Stephan Useche/Staff Writer

For some students applying to the University, the process can sometimes take more than a few minutes behind the computer. For FIU, the admission criteria depends on the Board of Governors’ regulations, but there is a margin of flexibility when it comes to students who prove to have a disability, talent, or who come from a homeless background.

This alternative admission is also known as holistic admission, which allows the University to review the students beyond the requirements asked in the application.

“To be able to review a student under a different light allows us to actually provide access to a specific population,” said Luisa Havens, vice president of Enrollment Services. “It allows us to actually be fair and to say that not everyone is the same.”

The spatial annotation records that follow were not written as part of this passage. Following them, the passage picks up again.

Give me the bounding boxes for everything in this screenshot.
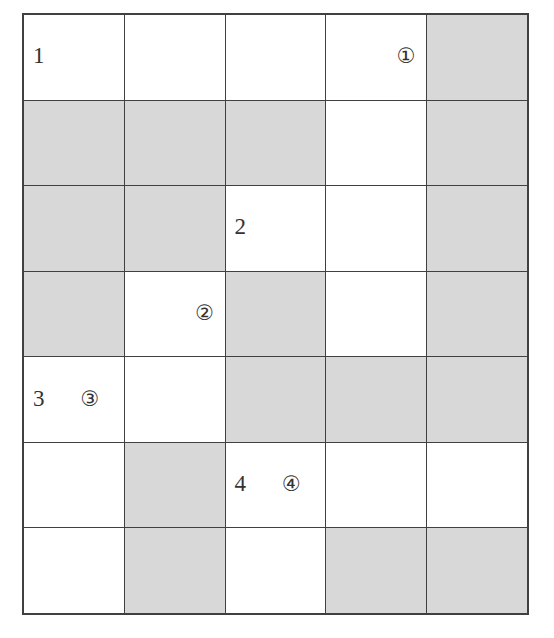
cell-r5c4-block bbox=[326, 357, 426, 442]
cell-r1c2[interactable] bbox=[125, 15, 225, 100]
cell-r4c1-block bbox=[24, 272, 124, 357]
cell-r6c5[interactable] bbox=[427, 443, 527, 528]
cell-r4c4[interactable] bbox=[326, 272, 426, 357]
clue-number-3: 3 bbox=[33, 387, 45, 410]
cell-r6c1[interactable] bbox=[24, 443, 124, 528]
cell-r6c3[interactable]: 4④ bbox=[226, 443, 326, 528]
cell-r3c3[interactable]: 2 bbox=[226, 186, 326, 271]
cell-r7c2-block bbox=[125, 528, 225, 613]
cell-r3c2-block bbox=[125, 186, 225, 271]
cell-r5c1[interactable]: 3③ bbox=[24, 357, 124, 442]
cell-r6c2-block bbox=[125, 443, 225, 528]
cell-r4c3-block bbox=[226, 272, 326, 357]
cell-r1c4[interactable]: ① bbox=[326, 15, 426, 100]
cell-r1c5-block bbox=[427, 15, 527, 100]
circled-mark-r5c1: ③ bbox=[80, 388, 99, 409]
circled-mark-r1c4: ① bbox=[397, 46, 416, 67]
cell-r2c1-block bbox=[24, 101, 124, 186]
cell-r2c3-block bbox=[226, 101, 326, 186]
cell-r4c2[interactable]: ② bbox=[125, 272, 225, 357]
cell-r1c3[interactable] bbox=[226, 15, 326, 100]
cell-r3c5-block bbox=[427, 186, 527, 271]
cell-r2c4[interactable] bbox=[326, 101, 426, 186]
cell-r4c5-block bbox=[427, 272, 527, 357]
circled-mark-r4c2: ② bbox=[195, 303, 214, 324]
cell-r5c3-block bbox=[226, 357, 326, 442]
cell-r3c1-block bbox=[24, 186, 124, 271]
cell-r2c5-block bbox=[427, 101, 527, 186]
circled-mark-r6c3: ④ bbox=[282, 474, 301, 495]
cell-r6c4[interactable] bbox=[326, 443, 426, 528]
cell-r1c1[interactable]: 1 bbox=[24, 15, 124, 100]
cell-r7c1[interactable] bbox=[24, 528, 124, 613]
clue-number-4: 4 bbox=[235, 472, 247, 495]
cell-r7c5-block bbox=[427, 528, 527, 613]
cell-r5c2[interactable] bbox=[125, 357, 225, 442]
clue-number-1: 1 bbox=[33, 45, 45, 68]
cell-r7c3[interactable] bbox=[226, 528, 326, 613]
cell-r7c4-block bbox=[326, 528, 426, 613]
clue-number-2: 2 bbox=[235, 216, 247, 239]
cell-r5c5-block bbox=[427, 357, 527, 442]
cell-r3c4[interactable] bbox=[326, 186, 426, 271]
cell-r2c2-block bbox=[125, 101, 225, 186]
crossword-board: 1①2②3③4④ bbox=[22, 13, 529, 615]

Students may inform the University of their disability or talent by specifying it in their application or by appealing a denial decision.

According to Havens, they have to submit a letter explaining their situation along with a letter of recommendation from people who know them the most, which would help explain their case.

“You might see this in veterans who are coming back, somebody who after high school wasn’t great of a student, but then they go to war, they grow up, then they come back changed with a different commitment,” said Havens. “That aspect to come back and ask for a second change is what makes us review them.”

These exceptions allow the University to take into consideration other factors that would normally not be considered at the time of reviewing a student.

As a public institution, the University follows all the regulations that are set by the Board of Governors. According to Havens, the University can’t decide which factors to take into consideration when it comes to admitting students, but it can modify some of the requirements, such as the GPA or SAT scores, by raising the minimum score required.

When it’s time for faculty and staff from the University to review the applications of first time college students, race and ethnicity aren’t taken into consideration, because the state of Florida doesn’t allow it.

“We are a public institution, so it is not like we can decide what factors to take into account,” said Havens.

FIU has been designated a Hispanic service institution, however, according to Havens.

“If at least 25 percent of your student population comes from hispanic descent, regardless of race, then you are considered a hispanic service institution,” said Havens. “When you are a public institution, then you are created to serve the community you reside, so my student body looks like from the area where I am from.”

This diversity is shown in the 2012 Fact Book, where 50 percent of the students admitted in the University were of Hispanic descent, and the other half were black, Asian, Native American and white.

According to Havens, it is important to provide the students with an engaging and fertile environment in order to offer diversity within the institution.